There’s also a time for salad, grilled vegetables, tabouleh, and fresh peaches.
That time is summer.
I find it amusing and ironic that the season of farmstands, freshness and bikinis is the same as the one for artery-clogging BBQ, and other fare that will turn any six-pack into a pillow.
In an effort to go light after our flaming pizza binge last week, I swapped bacon for broccoli and started searching for the vinous equivalent to salad.
I found it in Schiava. Schiava (SKI-ahh-Vuh), a light, floral red from Italy, is not the Caesar salad of wines. Nor is it of the slightly-wilted-pre-bagged salad variety. Schiava, with its tart fruit flavors and floral aromas is the mango shrimp salad or grilled panzanella salad of wines–exciting, flavorful, and dynamic.
It’s not surprising that an exciting red would come from Alto Adige, the pocket of Northeastern Italy where street signs are written in both German and Italian, and where celebrities like George Clooney keep their summer homes. Surrounded by the Alps and Dolomites, this mountainous region borders Austria and Switzerland, and is famous for light, spicy reds and unique white wines.

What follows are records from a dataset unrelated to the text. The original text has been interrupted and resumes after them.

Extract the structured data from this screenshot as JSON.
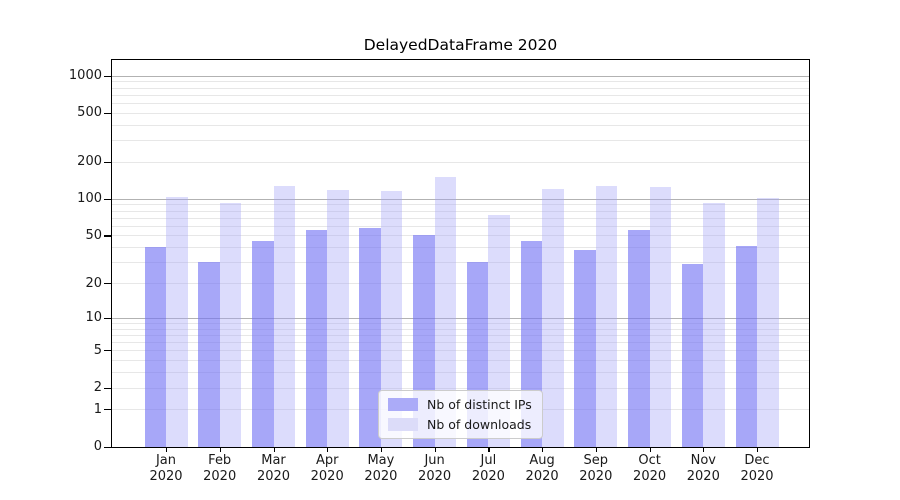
{
  "chart_data": {
    "type": "bar",
    "title": "DelayedDataFrame 2020",
    "categories": [
      "Jan 2020",
      "Feb 2020",
      "Mar 2020",
      "Apr 2020",
      "May 2020",
      "Jun 2020",
      "Jul 2020",
      "Aug 2020",
      "Sep 2020",
      "Oct 2020",
      "Nov 2020",
      "Dec 2020"
    ],
    "series": [
      {
        "name": "Nb of distinct IPs",
        "slug": "distinct-ips",
        "color": "#ababf8",
        "fill": "rgba(113,113,243,0.62)",
        "values": [
          40,
          30,
          45,
          55,
          58,
          50,
          30,
          45,
          38,
          55,
          29,
          41
        ]
      },
      {
        "name": "Nb of downloads",
        "slug": "downloads",
        "color": "#dcdcf9",
        "fill": "rgba(163,163,246,0.38)",
        "values": [
          104,
          93,
          127,
          117,
          115,
          151,
          74,
          121,
          128,
          124,
          93,
          101
        ]
      }
    ],
    "yscale": "log1p",
    "ylim": [
      0,
      1335
    ],
    "yticks": [
      1000,
      500,
      200,
      100,
      50,
      20,
      10,
      5,
      2,
      1,
      0
    ],
    "grid": true,
    "grid_major_values": [
      10,
      100,
      1000
    ],
    "legend": {
      "position": "lower center",
      "labels": [
        "Nb of distinct IPs",
        "Nb of downloads"
      ]
    },
    "colors": {
      "grid_major": "#b2b2b2",
      "grid_minor": "#e7e7e7",
      "axis": "#000000",
      "text": "#1a1a1a",
      "legend_border": "#cccccc"
    }
  }
}
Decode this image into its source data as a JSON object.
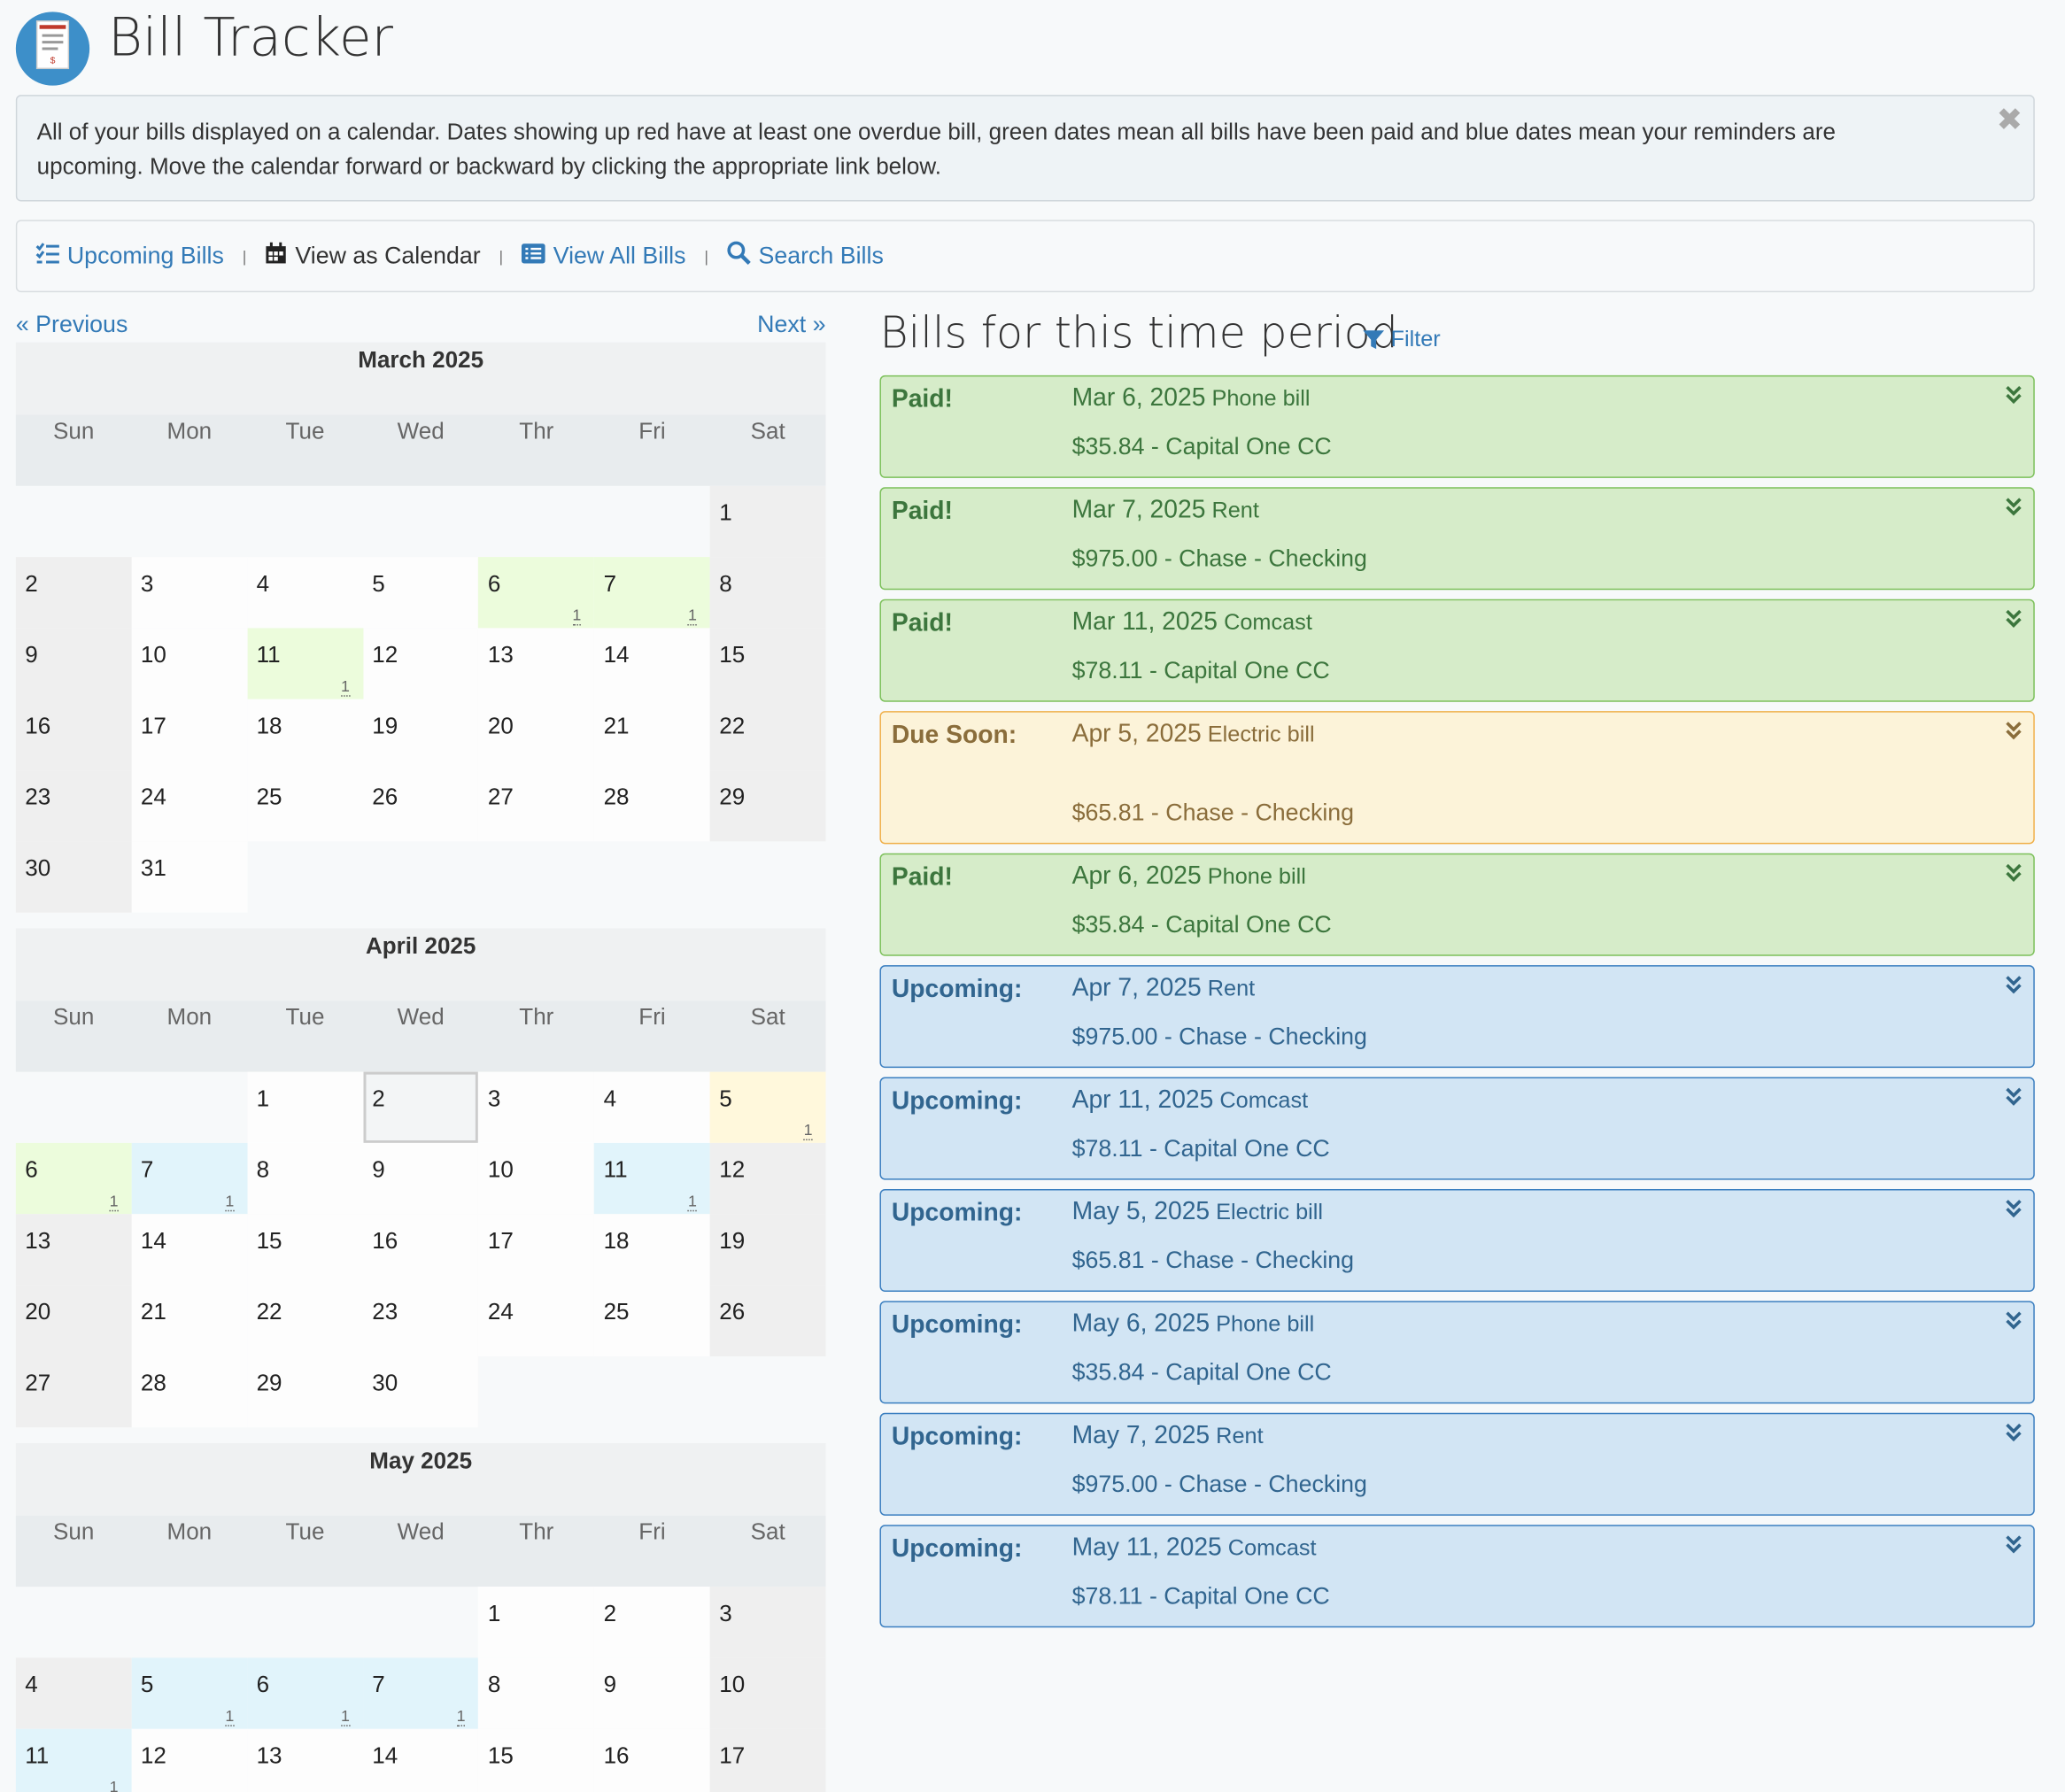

We sampled the St. Pauls Passion Vernatsch, and its smooth vanilla flavors were tinged with cherry and spice–like sun-kissed cheeks after a day at the beach–and the juice was fantastic with grilled veggies drizzled with balsamic.
Laura Loves: Serving Schiava slightly chilled à la Beaujoulais.
Pairing heftier Alto Adige wines with the aforementioned heavy summer fare. (Like Bacon Cheeseburgers)
Fun Facts: Schiava is also called Vernatsch.
Schiava literally means “slave girl,” and refers to how easily the grape can be manipulated in the winery while still appearing “delicate.”